PSW Workshop with Alexandra Hoffmann | “Love, Madness, and Masculinities in Neẓāmi’s Layli o Majnun”

 

The Persianate Studies Workshop at the University of Michigan is pleased to host a virtual writing workshop with Alexandra Hoffmann, who will be presenting a paper titled: Love, Madness, and Masculinities in Neẓāmi’s Layli o Majnun. The event will take place on Monday, March 22, 5:00 – 7:00 pm(EST).

This paper is an excerpt of a chapter from Hoffmann’s dissertation “Strong Warriors, Liminal Lovers, and Beardless Men: Male bodies and Masculinities in Pre-modern Persian Literature.” The chapter presents Neẓāmi’s Layli o Majnun as deeply informed by discourses on love and lovesickness, in part inherited from its ʿAbbāsid sources. She aims to re-evaluate readings of Neẓāmi’s Majnun that have either considered him a courtly failure or a mystical hero, and argues that the poem’s inherent polyphony creates a complex system of masculinities. The identities, values, and gender performances of other men situate Majnun in an uneasy place within a framework of masculinities that are more normative – at least at first sight. Neẓāmi thus presents Majnun as part of a polyphonic whole, inherent with tensions that the reader must bear to leave unresolved.

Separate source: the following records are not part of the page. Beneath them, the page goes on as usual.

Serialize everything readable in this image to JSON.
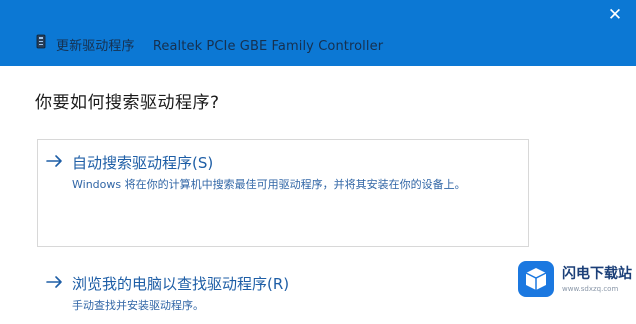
{
  "window": {
    "close_glyph": "✕",
    "device_icon": "device-manager-icon",
    "page_name": "更新驱动程序",
    "device_name": "Realtek PCIe GBE Family Controller"
  },
  "question": "你要如何搜索驱动程序?",
  "options": [
    {
      "icon": "arrow-right-icon",
      "title": "自动搜索驱动程序(S)",
      "description": "Windows 将在你的计算机中搜索最佳可用驱动程序，并将其安装在你的设备上。"
    },
    {
      "icon": "arrow-right-icon",
      "title": "浏览我的电脑以查找驱动程序(R)",
      "description": "手动查找并安装驱动程序。"
    }
  ],
  "watermark": {
    "name": "闪电下载站",
    "url": "www.sdxzq.com"
  },
  "colors": {
    "titlebar": "#0c78d4",
    "link": "#1e5ea6",
    "text": "#1b1b1b"
  }
}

Alexandra Hoffmann is a PhD candidate in Persian Language & Literature at the University of Chicago. Her research interests include masculinities, corporeality, history of emotions, mirrors for princes, and traveling tales in pre-modern Persian literature. She has published on the twelfth century Sindbād-nāmeh and its Medieval European adaptations as The Seven Wise Masters (of Rome).